Après l’onde de choc de La Loi de Téhéran, le réalisateur iranien revient avec un troisième long-métrage peut-être moins ample dans sa forme, mais tout aussi impressionnant de maîtrise. Leila et ses frères brosse le portrait d’une famille iranienne criblée de dettes, disloquée d’un côté par le poids de la tradition et de l’autre par la crise économique. Le tout porté par une troupe d’acteurs et d’actrices édifiants de justesse.
Une séquence d’ouverture imparable, quasi muette, un montage alterné préparant les enjeux d’un film qui commence, d’une certaine façon, par sa fin – du moins par ce qui annonce le noyau du récit, à savoir le deuil du parrain et donc la quête de son successeur – ; un film qui commence également par le son de la révolte, de la crise qui s’endigue, de l’individu échappant lâchement au chaos, à la foule, dans une scène de cohue à la sortie d’une usine en grève rappelant, comme par anamorphose, la scène d’ouverture et le raid policier du début de La Loi Téhéran, à travers cette même confrontation entre le corps de l’État et la masse indistincte.
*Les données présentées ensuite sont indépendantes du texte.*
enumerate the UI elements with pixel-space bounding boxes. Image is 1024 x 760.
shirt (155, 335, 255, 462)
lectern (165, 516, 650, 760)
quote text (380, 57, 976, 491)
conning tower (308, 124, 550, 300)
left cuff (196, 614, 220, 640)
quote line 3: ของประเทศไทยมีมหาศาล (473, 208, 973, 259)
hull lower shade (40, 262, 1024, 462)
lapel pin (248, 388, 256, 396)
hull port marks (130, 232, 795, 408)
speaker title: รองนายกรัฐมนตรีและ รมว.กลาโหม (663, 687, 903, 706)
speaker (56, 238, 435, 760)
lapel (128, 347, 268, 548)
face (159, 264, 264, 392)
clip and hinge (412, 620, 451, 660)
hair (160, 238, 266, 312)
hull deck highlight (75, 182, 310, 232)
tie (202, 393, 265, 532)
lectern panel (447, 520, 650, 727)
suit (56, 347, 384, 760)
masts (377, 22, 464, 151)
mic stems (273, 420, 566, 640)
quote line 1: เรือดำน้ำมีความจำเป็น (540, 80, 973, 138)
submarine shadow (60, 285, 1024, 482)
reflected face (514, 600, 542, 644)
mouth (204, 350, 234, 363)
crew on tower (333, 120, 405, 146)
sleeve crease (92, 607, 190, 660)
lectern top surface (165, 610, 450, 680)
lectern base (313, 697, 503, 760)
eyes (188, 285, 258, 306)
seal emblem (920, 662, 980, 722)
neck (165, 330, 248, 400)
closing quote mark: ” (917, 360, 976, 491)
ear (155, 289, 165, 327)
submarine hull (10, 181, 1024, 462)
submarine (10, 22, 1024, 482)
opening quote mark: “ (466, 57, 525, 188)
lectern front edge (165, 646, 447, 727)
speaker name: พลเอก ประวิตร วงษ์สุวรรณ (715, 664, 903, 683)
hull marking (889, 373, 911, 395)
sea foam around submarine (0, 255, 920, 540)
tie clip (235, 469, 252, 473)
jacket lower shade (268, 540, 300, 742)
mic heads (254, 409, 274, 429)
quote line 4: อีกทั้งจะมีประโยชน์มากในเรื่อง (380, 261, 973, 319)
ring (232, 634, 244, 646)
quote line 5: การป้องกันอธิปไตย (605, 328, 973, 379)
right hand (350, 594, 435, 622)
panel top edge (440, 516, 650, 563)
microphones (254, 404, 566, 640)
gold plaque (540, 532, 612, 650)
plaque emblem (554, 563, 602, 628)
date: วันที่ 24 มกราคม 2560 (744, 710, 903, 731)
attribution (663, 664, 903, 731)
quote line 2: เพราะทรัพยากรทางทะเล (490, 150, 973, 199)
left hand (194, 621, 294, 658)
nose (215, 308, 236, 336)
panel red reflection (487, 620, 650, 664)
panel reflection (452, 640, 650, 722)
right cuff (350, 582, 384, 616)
Enfin, dernier pilier de cette séquence à trois entrées, le visage d’une femme inquiète, portant sur ses épaules l’avenir de sa famille, Leila, incarnée par Taraneh Allidoosti, qui aurait bien pu glaner le prix d’interprétation à Canne si celui-ci n’avait pas été finalement décerné à sa consœur Zar Amir Ebrahimi pour son rôle dans Les Nuits de Mashhad d’Ali Abbassi. Cette séquence imparable laisse finalement place à un film fleuve de près de trois heures où, à l’inverse, la parole déborde de tous bords, la mise en scène s’effaçant légèrement derrière cet afflux de mots, de regards et de gestes.
Déjà-vu
Ce qui frappe d’emblée dans Leila et ses frères, tout comme dans La Loi de Téhéran – l’un des films les plus rentables de l’histoire du cinéma iranien, qui était parvenu à échapper habilement à la censure dans son pays d’origine –, c’est l’incarnation terrassante de personnages plus vrais que nature, sans qu’aucun d’entre eux ne soit jamais mis en retrait ou réduit au silence par la mise en scène dépouillée de Saeed Roustaee. L’époustouflant Navid Mohammadzadeh, qui incarne ici Alireza, l’aîné de la fratrie, à qui sont sans doute offerts les plus beaux moments du film, est aussi habité par son personnage que lorsqu’il incarnait un trafiquant de drogues prêt à tout pour échapper à la peine capitale dans La Loi de Téhéran.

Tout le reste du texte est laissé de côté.